Kaleb slipped one of his hands into the inside pocket of his suit jacket, the charcoal fabric sitting perfectly on shoulders that might yet bear the marks she’d made on his body two days before. “A means of defense,” he said, having retrieved a sleek little gun. “This is considered one of th
e most dangerous weapons in the world, because even a child can point and shoot and hit his target.” Showing her the controls, he handed it over. “Make sure the safety is on at all times unless you want to debilitate or kill.”
Sahara forced herself to handle the deadly piece, knowing he was right. Her ability wouldn’t protect her if an aggressor shot at her from a distance. “I expected you to attempt to stop me from leaving the protective zone inside DarkRiver land.”

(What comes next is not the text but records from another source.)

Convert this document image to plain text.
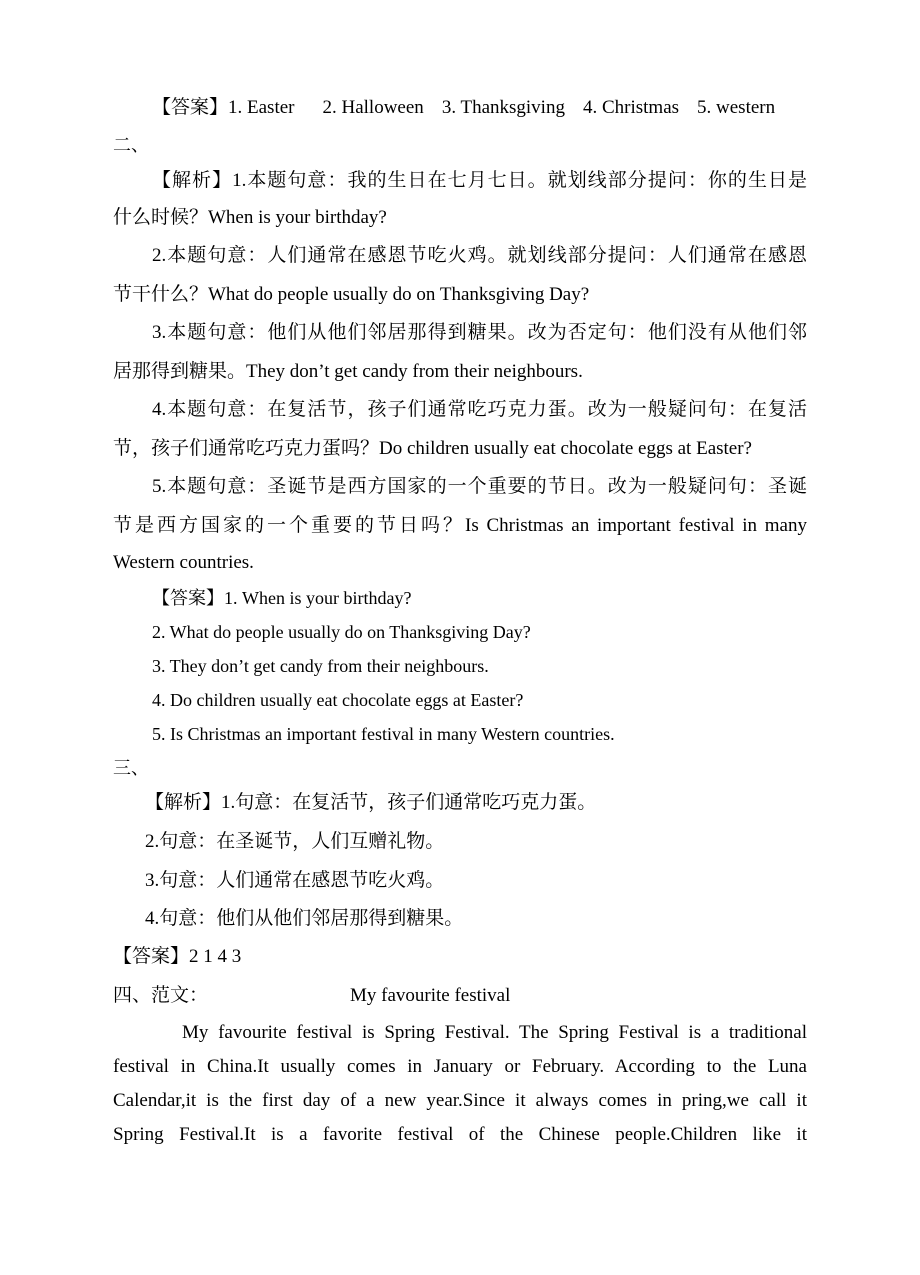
【答案】1. Easter 2. Halloween 3. Thanksgiving 4. Christmas 5. western
二、
【解析】1.本题句意：我的生日在七月七日。就划线部分提问：你的生日是
什么时候？When is your birthday?
2.本题句意：人们通常在感恩节吃火鸡。就划线部分提问：人们通常在感恩
节干什么？What do people usually do on Thanksgiving Day?
3.本题句意：他们从他们邻居那得到糖果。改为否定句：他们没有从他们邻
居那得到糖果。They don’t get candy from their neighbours.
4.本题句意：在复活节，孩子们通常吃巧克力蛋。改为一般疑问句：在复活
节，孩子们通常吃巧克力蛋吗？Do children usually eat chocolate eggs at Easter?
5.本题句意：圣诞节是西方国家的一个重要的节日。改为一般疑问句：圣诞
节是西方国家的一个重要的节日吗？Is Christmas an important festival in many
Western countries.
【答案】1. When is your birthday?
2. What do people usually do on Thanksgiving Day?
3. They don’t get candy from their neighbours.
4. Do children usually eat chocolate eggs at Easter?
5. Is Christmas an important festival in many Western countries.
三、
【解析】1.句意：在复活节，孩子们通常吃巧克力蛋。
2.句意：在圣诞节，人们互赠礼物。
3.句意：人们通常在感恩节吃火鸡。
4.句意：他们从他们邻居那得到糖果。
【答案】2 1 4 3
四、范文：	My favourite festival
My favourite festival is Spring Festival. The Spring Festival is a traditional
festival in China.It usually comes in January or February. According to the Luna
Calendar,it is the first day of a new year.Since it always comes in pring,we call it
Spring Festival.It is a favorite festival of the Chinese people.Children like it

“I told you, Sahara, I will never hurt you.”
Fingers trembling, she placed her free hand over his heart. “Thank you for keeping your promise, for coming for me.”
His response was to tuck her hair behind her ear, the action as possessive as it was gentle, his face so darkly handsome as to steal her breath. No man should be as hard, as beautiful as her Kaleb.
“There’s something else,” she said, voice husky. “You can release me from your shields—mine are now operational.”
Kaleb stilled, the primal creature that lived in the void rigid in its attempt to maintain control. “Your Silence is broken. You’ll become a target for Pure Psy the instant you reappear in the Net.” He would never permit her to be so vulnerable.
Sahara’s hand spread on his heart. “Take a look at my shields.”
He did so and beheld a mind so Silent, it had not even the finest of hairline fractures. Intrigued, he examined it from every angle and could find no errors that might give her away, nothing that would make anyone take a second look, the lie told with flawless skill.
“This isn’t your work.” Sahara was gifted in many things, but advanced shield mechanics of this complexity was a highly specialized field that required years of practice. “Sascha Duncan,” he said, and saw from Sahara’s wide-eyed surprise that he was right.